I governi di Italia, Germania, Francia, Spagna e Regno Unito provano a rassicurare il mercato dopo una giornata di passione per i debiti sovrani dell'Eurozona, che hanno visto impennarsi i rendimenti e allargarsi gli spread.

E lo fanno in una dichiarazione congiunta in cui assicurano che «quale possa essere il dibattito all'interno dell'Eurozona circa il futuro meccanismo permanente di risoluzione delle crisi e la possibilità di un coinvolgimento in quel meccanismo del settore privato noi abbiamo ben chiaro che questo non si applica ad alcun titolo di debito in circolazione né a qualsiasi programma avviato in base agli strumenti attuali.

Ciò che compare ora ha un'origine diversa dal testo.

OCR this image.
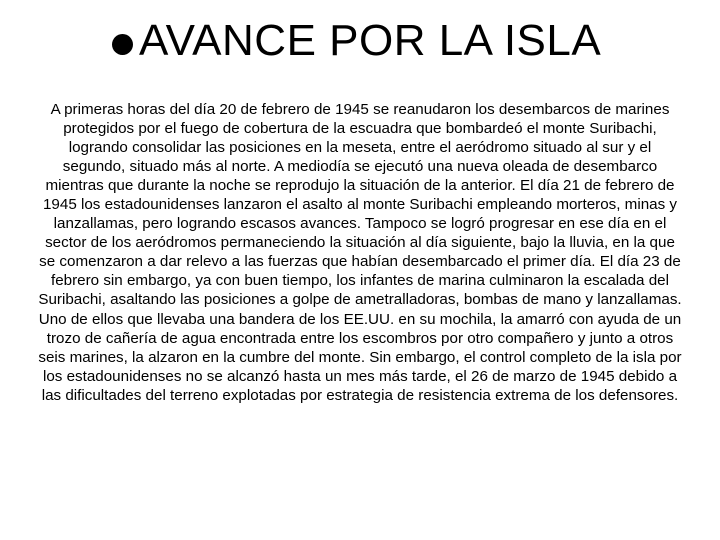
AVANCE POR LA ISLA

A primeras horas del día 20 de febrero de 1945 se reanudaron los desembarcos de marines protegidos por el fuego de cobertura de la escuadra que bombardeó el monte Suribachi, logrando consolidar las posiciones en la meseta, entre el aeródromo situado al sur y el segundo, situado más al norte. A mediodía se ejecutó una nueva oleada de desembarco mientras que durante la noche se reprodujo la situación de la anterior. El día 21 de febrero de 1945 los estadounidenses lanzaron el asalto al monte Suribachi empleando morteros, minas y lanzallamas, pero logrando escasos avances. Tampoco se logró progresar en ese día en el sector de los aeródromos permaneciendo la situación al día siguiente, bajo la lluvia, en la que se comenzaron a dar relevo a las fuerzas que habían desembarcado el primer día. El día 23 de febrero sin embargo, ya con buen tiempo, los infantes de marina culminaron la escalada del Suribachi, asaltando las posiciones a golpe de ametralladoras, bombas de mano y lanzallamas. Uno de ellos que llevaba una bandera de los EE.UU. en su mochila, la amarró con ayuda de un trozo de cañería de agua encontrada entre los escombros por otro compañero y junto a otros seis marines, la alzaron en la cumbre del monte. Sin embargo, el control completo de la isla por los estadounidenses no se alcanzó hasta un mes más tarde, el 26 de marzo de 1945 debido a las dificultades del terreno explotadas por estrategia de resistencia extrema de los defensores.
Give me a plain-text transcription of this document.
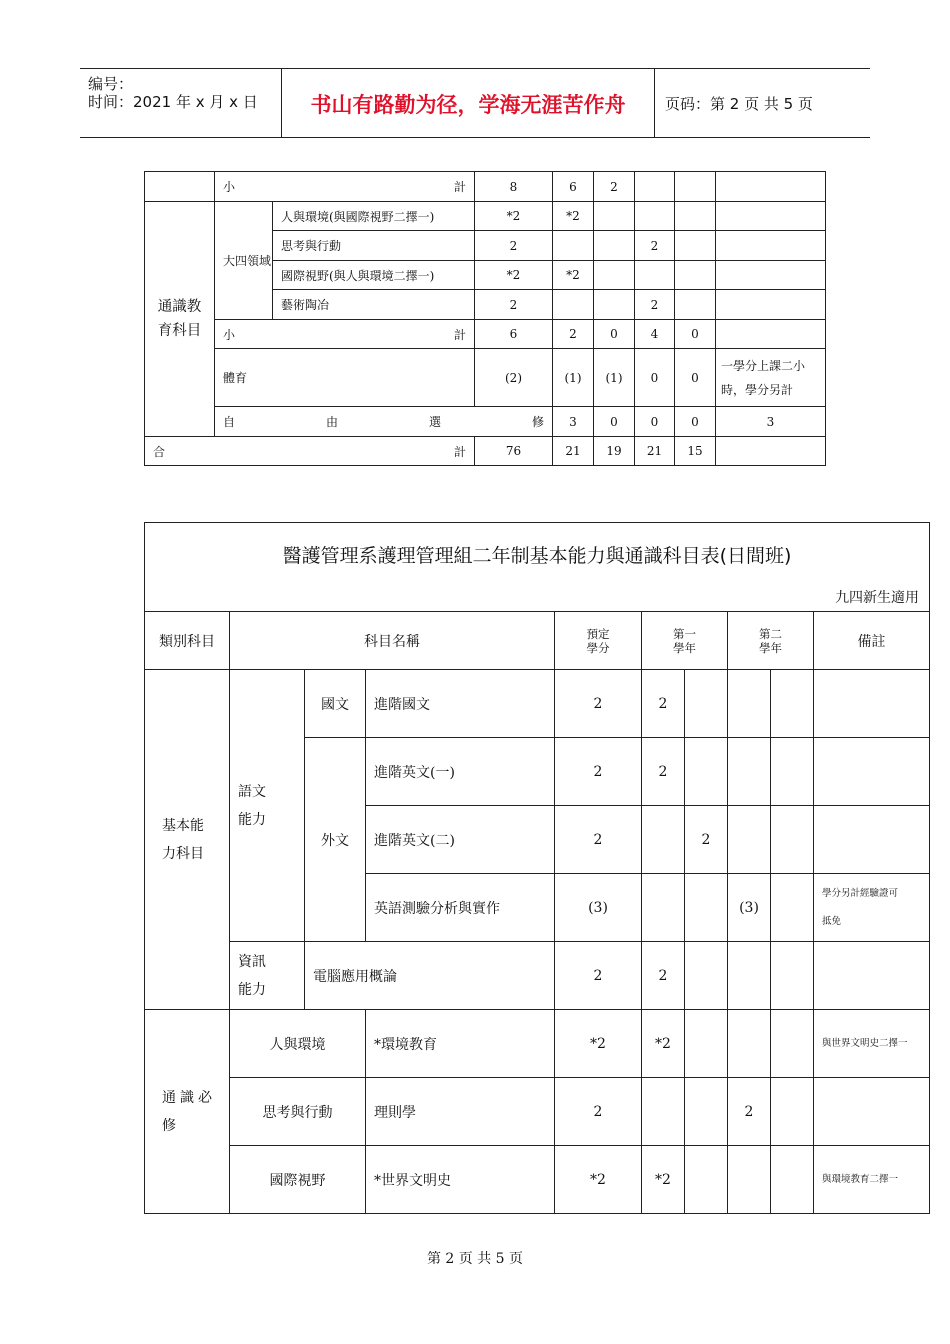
编号：
时间：2021 年 x 月 x 日	书山有路勤为径，学海无涯苦作舟	页码：第 2 页 共 5 页

	小 計		8	6	2				
通識教育科目	大四領域	人與環境(與國際視野二擇一)	*2	*2					
		思考與行動	2			2			
		國際視野(與人與環境二擇一)	*2	*2					
		藝術陶冶	2			2			

	小 計		6	2	0	4	0		
	體育		(2)	(1)	(1)	0	0	一學分上課二小時，學分另計	

	自 由 選 修			3	0	0	0	3	

合 計			76	21	19	21	15		
醫護管理系護理管理組二年制基本能力與通識科目表(日間班)
九四新生適用									

類別科目	科目名稱			預定學分	第一學年		第二學年		備註

基本能力科目	語文能力	國文	進階國文	2	2				
		外文	進階英文(一)	2	2				
			進階英文(二)	2		2			
			英語測驗分析與實作	(3)			(3)		學分另計經驗證可抵免

	資訊能力	電腦應用概論		2	2				

通識必修	人與環境		*環境教育	*2	*2				與世界文明史二擇一
	思考與行動		理則學	2			2		
	國際視野		*世界文明史	*2	*2				與環境教育二擇一
第 2 页 共 5 页
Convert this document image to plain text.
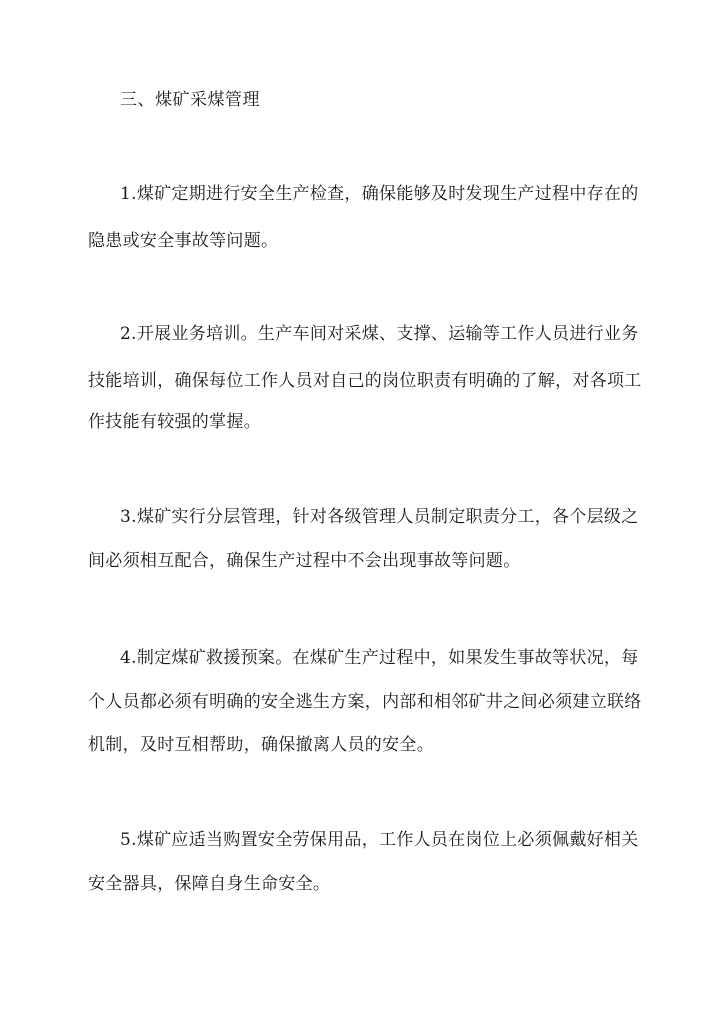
三、煤矿采煤管理
1.煤矿定期进行安全生产检查，确保能够及时发现生产过程中存在的
隐患或安全事故等问题。
2.开展业务培训。生产车间对采煤、支撑、运输等工作人员进行业务
技能培训，确保每位工作人员对自己的岗位职责有明确的了解，对各项工
作技能有较强的掌握。
3.煤矿实行分层管理，针对各级管理人员制定职责分工，各个层级之
间必须相互配合，确保生产过程中不会出现事故等问题。
4.制定煤矿救援预案。在煤矿生产过程中，如果发生事故等状况，每
个人员都必须有明确的安全逃生方案，内部和相邻矿井之间必须建立联络
机制，及时互相帮助，确保撤离人员的安全。
5.煤矿应适当购置安全劳保用品，工作人员在岗位上必须佩戴好相关
安全器具，保障自身生命安全。
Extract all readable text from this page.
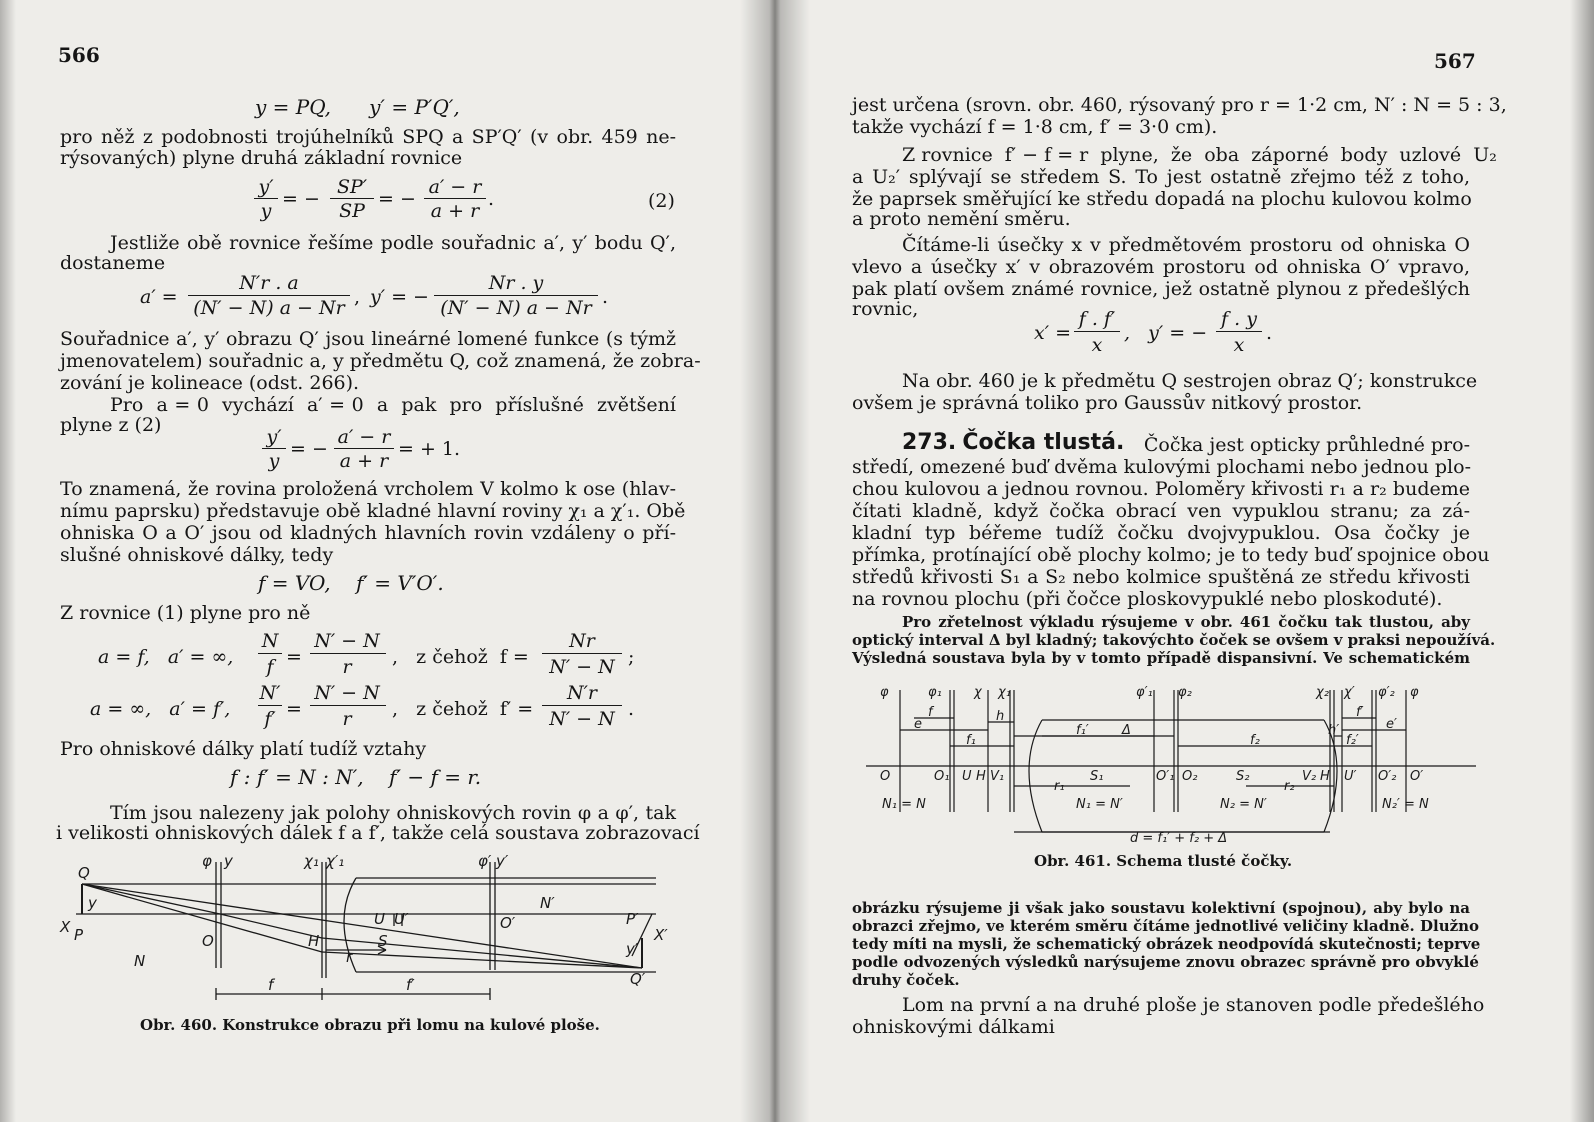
566
y = PQ,      y′ = P′Q′,
pro něž z podobnosti trojúhelníků SPQ a SP′Q′ (v obr. 459 ne-
rýsovaných) plyne druhá základní rovnice
y′
y
= −
SP′
SP
= −
a′ − r
a + r
.	(2)
Jestliže obě rovnice řešíme podle souřadnic a′, y′ bodu Q′,
dostaneme
a′ =
N′r . a
(N′ − N) a − Nr , y′ = −
Nr . y
(N′ − N) a − Nr .
Souřadnice a′, y′ obrazu Q′ jsou lineárné lomené funkce (s týmž
jmenovatelem) souřadnic a, y předmětu Q, což znamená, že zobra-
zování je kolineace (odst. 266).
Pro  a = 0  vychází  a′ = 0  a  pak  pro  příslušné  zvětšení
plyne z (2)
y′
y
= −
a′ − r
a + r
= + 1.
To znamená, že rovina proložená vrcholem V kolmo k ose (hlav-
nímu paprsku) představuje obě kladné hlavní roviny χ₁ a χ′₁. Obě
ohniska O a O′ jsou od kladných hlavních rovin vzdáleny o pří-
slušné ohniskové dálky, tedy
f = VO,    f′ = V′O′.
Z rovnice (1) plyne pro ně
a = f,   a′ = ∞,
N
f =
N′ − N
r	,   z čehož  f =
Nr
N′ − N ;
a = ∞,   a′ = f′,
N′
f′ =
N′ − N
r	,   z čehož  f′ =
N′r
N′ − N .
Pro ohniskové dálky platí tudíž vztahy
f : f′ = N : N′,    f′ − f = r.
Tím jsou nalezeny jak polohy ohniskových rovin φ a φ′, tak
i velikosti ohniskových dálek f a f′, takže celá soustava zobrazovací
Q
X P
y
N
O
φ y	χ₁ χ′₁
H
r
S
U U′	O′
φ′ y′
N′
P′
X′
y′
Q′
f	f′
Obr. 460. Konstrukce obrazu při lomu na kulové ploše.
567
jest určena (srovn. obr. 460, rýsovaný pro r = 1·2 cm, N′ : N = 5 : 3,
takže vychází f = 1·8 cm, f′ = 3·0 cm).
Z rovnice  f′ − f = r  plyne,  že  oba  záporné  body  uzlové  U₂
a U₂′ splývají se středem S. To jest ostatně zřejmo též z toho,
že paprsek směřující ke středu dopadá na plochu kulovou kolmo
a proto nemění směru.
Čítáme-li úsečky x v předmětovém prostoru od ohniska O
vlevo a úsečky x′ v obrazovém prostoru od ohniska O′ vpravo,
pak platí ovšem známé rovnice, jež ostatně plynou z předešlých
rovnic,
x′ =
f . f′
x
,   y′ = −
f . y
x
.
Na obr. 460 je k předmětu Q sestrojen obraz Q′; konstrukce
ovšem je správná toliko pro Gaussův nitkový prostor.
273. Čočka tlustá. Čočka jest opticky průhledné pro-
středí, omezené buď dvěma kulovými plochami nebo jednou plo-
chou kulovou a jednou rovnou. Poloměry křivosti r₁ a r₂ budeme
čítati kladně, když čočka obrací ven vypuklou stranu; za zá-
kladní typ béřeme tudíž čočku dvojvypuklou. Osa čočky je
přímka, protínající obě plochy kolmo; je to tedy buď spojnice obou
středů křivosti S₁ a S₂ nebo kolmice spuštěná ze středu křivosti
na rovnou plochu (při čočce ploskovypuklé nebo ploskoduté).
Pro zřetelnost výkladu rýsujeme v obr. 461 čočku tak tlustou, aby
optický interval Δ byl kladný; takovýchto čoček se ovšem v praksi nepoužívá.
Výsledná soustava byla by v tomto případě dispansivní. Ve schematickém
φ	φ₁ χ χ₁	φ′₁ φ₂	χ₂ χ′ φ′₂ φ
O	O₁ U H V₁	S₁	O′₁ O₂	S₂	V₂ H U′ O′₂ O′
f
e
h
f₁
f₁′	Δ
f₂	f₂′
f′
e′
h′
r₁	r₂
d = f₁′ + f₂ + Δ
N₁ = N	N₁ = N′	N₂ = N′	N₂′ = N
Obr. 461. Schema tlusté čočky.
obrázku rýsujeme ji však jako soustavu kolektivní (spojnou), aby bylo na
obrazci zřejmo, ve kterém směru čítáme jednotlivé veličiny kladně. Dlužno
tedy míti na mysli, že schematický obrázek neodpovídá skutečnosti; teprve
podle odvozených výsledků narýsujeme znovu obrazec správně pro obvyklé
druhy čoček.
Lom na první a na druhé ploše je stanoven podle předešlého
ohniskovými dálkami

Un eventuale nuovo meccanismo entrerà in vigore solo dopo la metà del 2013 e non avrà alcun impatto sui contratti attuali».

Un messaggio chiaro quindi che dovrebbe (almeno questo sperano) allontanare lo spettro di una ristrutturazione dei debiti sovrani. In molti nei giorni scorsi, per spiegare la rinnovata tensione su spread e rendimenti dei titoli di stato, avevano fatto riferimento all'incertezza e ai differenti punti di vista dei vari governi dell'Eurozona a questo riguardo. E in particolare alla necessità, sollevata da Berlino e recentemente anche da Parigi, che anche i privati si facessero carico di un eventuale salvataggio di uno dei paesi della Ue. Il timore del mercato, in primis le grandi banche europee che in questi mesi hanno fatto incetta di titoli di stato dei paesi periferici, era che questo orientamento si traducesse in una ristrutturazione del debito. Un'operazione che avrebbe un notevole impatto per i conti delle banche europee esposte in Grecia, Spagna, Portogallo e Irlanda.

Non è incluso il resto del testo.